The man you are sitting with laughs at your misfortune though. By your ease with each other and animated conversation I am guessing he is the friend I always heard about so much. I hate him. He gets to have coffee with you and make you laugh. He is the confident to your secrets and desires and not me. And I don’t care what you say; he wants to sleep with you. I can tell by the way he watched you rub your hand across the top of your chest just now.

I need to leave, but I'm afraid the movement will attract your attention. You're bored with whatever he's talking about. I see you wiggling your toes, and twirling your ID badge around your finger. You head leans back once more. The breeze catches your hair. It's shorter than I was in pictures I last saw of you. If I close my eyes I can imagine the scent of your shampoo being cast up my way and I inhale deeply. When I open them I see your face full on, and despite the large sunglasses hiding your eyes, the expression on your face leaves no doubt in my mind you are looking right at me. I've never had a panic attack before in my life but I know this is what one must feel like.

Sunday, February 05, 2006

I hate getting bitch slapped

I just made you up to hurt myself
Yeah, and I just made you up to hurt myself
I just made you up to hurt myself
Yeah, and I just made you up to hurt myself
And it worked
Yes it did!
There is no you, there is only me
There is no you, there is only me
There is no fucking you, there is only me
There is no fucking you, there is only me


Oh Trent, you rock.


*****


My headlamps reflect off the fog hovering above the roadway. It's dangerously mesmerizing, especially paired with the rhythmic bass pounding through the stereo speakers.
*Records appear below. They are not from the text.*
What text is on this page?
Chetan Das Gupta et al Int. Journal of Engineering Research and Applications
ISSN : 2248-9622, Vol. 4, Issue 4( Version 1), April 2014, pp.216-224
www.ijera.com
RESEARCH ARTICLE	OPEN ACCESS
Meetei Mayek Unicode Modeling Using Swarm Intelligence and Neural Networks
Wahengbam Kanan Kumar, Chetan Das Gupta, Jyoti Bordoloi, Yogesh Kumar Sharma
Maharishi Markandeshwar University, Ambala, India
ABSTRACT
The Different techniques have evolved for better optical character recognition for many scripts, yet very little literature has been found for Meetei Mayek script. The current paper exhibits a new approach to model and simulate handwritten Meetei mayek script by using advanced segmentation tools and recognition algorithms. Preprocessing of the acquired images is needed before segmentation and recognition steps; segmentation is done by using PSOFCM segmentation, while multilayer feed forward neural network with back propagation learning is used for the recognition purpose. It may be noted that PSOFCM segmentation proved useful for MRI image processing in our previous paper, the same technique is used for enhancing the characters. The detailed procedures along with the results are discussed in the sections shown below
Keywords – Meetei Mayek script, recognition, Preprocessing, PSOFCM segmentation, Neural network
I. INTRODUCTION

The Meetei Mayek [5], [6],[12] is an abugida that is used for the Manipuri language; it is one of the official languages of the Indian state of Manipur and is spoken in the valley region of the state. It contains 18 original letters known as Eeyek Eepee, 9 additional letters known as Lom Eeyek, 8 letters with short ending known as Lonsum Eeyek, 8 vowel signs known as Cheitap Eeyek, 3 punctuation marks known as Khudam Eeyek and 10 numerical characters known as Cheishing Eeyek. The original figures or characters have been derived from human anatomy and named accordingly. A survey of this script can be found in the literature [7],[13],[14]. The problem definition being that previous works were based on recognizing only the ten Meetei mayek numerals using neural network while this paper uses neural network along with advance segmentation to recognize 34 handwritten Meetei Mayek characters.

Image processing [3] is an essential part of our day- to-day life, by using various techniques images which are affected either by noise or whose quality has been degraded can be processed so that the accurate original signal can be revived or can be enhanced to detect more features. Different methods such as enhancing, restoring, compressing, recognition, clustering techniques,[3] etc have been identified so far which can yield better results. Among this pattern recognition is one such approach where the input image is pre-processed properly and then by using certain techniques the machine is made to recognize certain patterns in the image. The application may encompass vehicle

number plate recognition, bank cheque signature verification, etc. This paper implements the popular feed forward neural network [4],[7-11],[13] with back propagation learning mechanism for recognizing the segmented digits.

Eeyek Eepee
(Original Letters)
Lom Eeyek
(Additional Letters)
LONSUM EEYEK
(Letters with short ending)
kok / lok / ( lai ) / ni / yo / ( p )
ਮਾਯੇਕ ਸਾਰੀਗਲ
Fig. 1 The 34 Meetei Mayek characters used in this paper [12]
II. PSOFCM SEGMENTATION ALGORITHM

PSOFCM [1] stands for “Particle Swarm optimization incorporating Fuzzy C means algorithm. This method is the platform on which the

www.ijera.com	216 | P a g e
I can't really see much ahead of me; I am swallowed up by the mist. It's an appropriate metaphor for me, for I haven't given much thought to what lies ahead, and for all purposes erasing what's left behind me.

How many times have I thought, "I wish I could just keep driving"? Tonight, I do. I think the car made the decision for me. I must have missed my turn in the fog. I kept waiting for a place to turn around, but I never saw one. I can't see anything but the glow of my lights betraying me.

I'll stop when I run out of road, or run out of gas, whichever comes first. There'll be one of those roadside bar and grills, which is just fine because at that point I'll really want a drink. A man at the bar watches me—I can see him out of the corner of my eye, so I turn my head to catch him in the act. He doesn’t flinch; the light in his eyes flashes bright while they say, "dare me." I get a heady rush and fight my initial urge to demur. Instead I am brazen and just smile sweetly to disarm his gaze. He smiles back.

We talk across two stools for a while, until he orders another round for us and moves to the one next to me. He has a handsome face that wears the stubble of a long day well. A dark suit makes him look like a businessman, but his tie is loose and his shirtsleeves are rolled up suggesting he's not uptight. Tan forearms look so sexy as they peek out from the snow white, crisp, starched cotton shirt, with dark hair trailing down to a gold Rolex, and a soft manicured hand clasping a bottle of Bud. No lite beer for this man, he's for full flavor. I giggle at my naughtiness before I can catch myself.

He asks me what is funny. Nothing, I say, I was just admiring his watch. He traces the shiny band with an index finger, and tells me it was a reward for job well done. I imagine that finger sliding across my own skin and shock myself with how wet that idea makes me. Suddenly my wine glass holds a fascinating appeal.

You must be very good, I tell him. I am shameless, but I can't help it. It feels so good. I am a snowball rolling downhill, gathering mass and speed.

He doesn't miss a beat. Dark eyes meet mine; the air between us is thick like toffee, slowly stretching, like the playful smile that spreads across his face.

Wouldn't you like to find out? He asks.